The median household income in Arizona between 2017 and 2021 was $65,913, U.S. Census Bureau data shows.

Sen. Bernie Sanders, an independent from Vermont, on Oct. 10 announced he'd released a report that says many nonprofit hospital systems across the U.S. are failing to provide low-income Americans with the affordable medical care required by their nonprofit status, "despite receiving billions in tax benefits and providing exorbitant compensation packages to their senior executives."

Internal Revenue Service code says nonprofits must pay their executives at a level that is in line with "like institutions," which means they potentially risk their tax-exempt status for paying compensation that exceeds the market level, said Alexander Yaffe, a managing director at the executive compensation consulting firm Pearl Meyer.

A number of factors should be considered when looking at nonprofit health system CEO pay, including that health care is a complex industry and "there are a whole variety of things at play that make managing and growing a health system rather difficult," Yaffe said.
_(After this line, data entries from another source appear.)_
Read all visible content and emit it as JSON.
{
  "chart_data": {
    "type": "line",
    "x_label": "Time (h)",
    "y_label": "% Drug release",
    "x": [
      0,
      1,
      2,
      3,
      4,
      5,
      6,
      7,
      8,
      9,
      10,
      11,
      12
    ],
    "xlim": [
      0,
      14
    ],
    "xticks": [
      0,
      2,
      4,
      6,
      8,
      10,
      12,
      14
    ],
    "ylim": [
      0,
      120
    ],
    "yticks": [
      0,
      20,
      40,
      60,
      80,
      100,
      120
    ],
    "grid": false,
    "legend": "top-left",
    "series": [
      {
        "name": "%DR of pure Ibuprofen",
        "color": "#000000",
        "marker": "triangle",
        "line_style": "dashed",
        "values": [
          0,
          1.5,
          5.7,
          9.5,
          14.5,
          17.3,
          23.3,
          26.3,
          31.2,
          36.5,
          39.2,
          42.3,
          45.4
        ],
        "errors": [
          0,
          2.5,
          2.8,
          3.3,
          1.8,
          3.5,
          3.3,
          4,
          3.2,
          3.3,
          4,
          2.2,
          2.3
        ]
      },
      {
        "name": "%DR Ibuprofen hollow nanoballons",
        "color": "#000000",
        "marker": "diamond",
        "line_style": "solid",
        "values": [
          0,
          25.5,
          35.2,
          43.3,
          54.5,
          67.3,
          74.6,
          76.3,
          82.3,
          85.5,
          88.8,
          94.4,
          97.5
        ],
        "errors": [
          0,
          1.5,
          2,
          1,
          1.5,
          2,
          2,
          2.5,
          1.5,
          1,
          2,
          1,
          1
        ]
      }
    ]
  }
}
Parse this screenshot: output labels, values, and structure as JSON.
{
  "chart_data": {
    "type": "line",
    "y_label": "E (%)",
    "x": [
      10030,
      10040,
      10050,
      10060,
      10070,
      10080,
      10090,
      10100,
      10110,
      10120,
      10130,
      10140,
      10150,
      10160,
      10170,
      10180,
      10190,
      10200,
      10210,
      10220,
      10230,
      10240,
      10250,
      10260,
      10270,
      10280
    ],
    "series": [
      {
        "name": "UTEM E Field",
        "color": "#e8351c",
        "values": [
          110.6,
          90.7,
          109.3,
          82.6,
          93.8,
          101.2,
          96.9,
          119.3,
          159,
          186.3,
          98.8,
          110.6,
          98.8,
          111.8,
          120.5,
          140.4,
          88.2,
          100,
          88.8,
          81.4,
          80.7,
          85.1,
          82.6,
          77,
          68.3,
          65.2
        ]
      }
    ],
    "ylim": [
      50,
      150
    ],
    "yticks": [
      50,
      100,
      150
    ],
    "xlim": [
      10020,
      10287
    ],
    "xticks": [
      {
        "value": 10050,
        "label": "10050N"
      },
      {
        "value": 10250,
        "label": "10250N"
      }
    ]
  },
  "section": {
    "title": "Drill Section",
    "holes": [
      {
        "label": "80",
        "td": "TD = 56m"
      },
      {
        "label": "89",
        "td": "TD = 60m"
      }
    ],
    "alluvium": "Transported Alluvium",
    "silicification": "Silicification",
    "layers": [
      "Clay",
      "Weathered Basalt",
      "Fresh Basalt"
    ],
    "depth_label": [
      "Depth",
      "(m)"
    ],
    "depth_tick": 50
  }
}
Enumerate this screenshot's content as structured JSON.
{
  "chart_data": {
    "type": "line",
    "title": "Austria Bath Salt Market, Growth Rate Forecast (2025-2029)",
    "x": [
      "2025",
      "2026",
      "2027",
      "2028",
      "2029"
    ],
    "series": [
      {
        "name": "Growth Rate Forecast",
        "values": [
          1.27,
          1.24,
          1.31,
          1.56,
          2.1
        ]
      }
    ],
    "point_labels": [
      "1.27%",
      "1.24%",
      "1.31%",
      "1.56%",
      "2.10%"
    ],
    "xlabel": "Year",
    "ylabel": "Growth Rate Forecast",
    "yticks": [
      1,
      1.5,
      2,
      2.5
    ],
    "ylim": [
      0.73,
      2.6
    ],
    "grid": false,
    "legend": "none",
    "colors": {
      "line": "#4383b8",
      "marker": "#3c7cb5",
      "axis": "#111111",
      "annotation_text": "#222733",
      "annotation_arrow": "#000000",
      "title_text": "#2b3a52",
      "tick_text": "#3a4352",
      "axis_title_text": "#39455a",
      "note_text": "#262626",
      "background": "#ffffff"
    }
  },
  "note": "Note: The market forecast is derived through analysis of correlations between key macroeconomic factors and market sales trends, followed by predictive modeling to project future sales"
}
Some CEO pay may have increased during the pandemic because of growth in the organization or because of retention pay at a time when health system leadership was working harder and burnout was high, he said.

In his experience working with nonprofits, Yaffe said boards are typically "very focused on their tax-exempt mission and want to make sure that they are paying competitively and not excessively."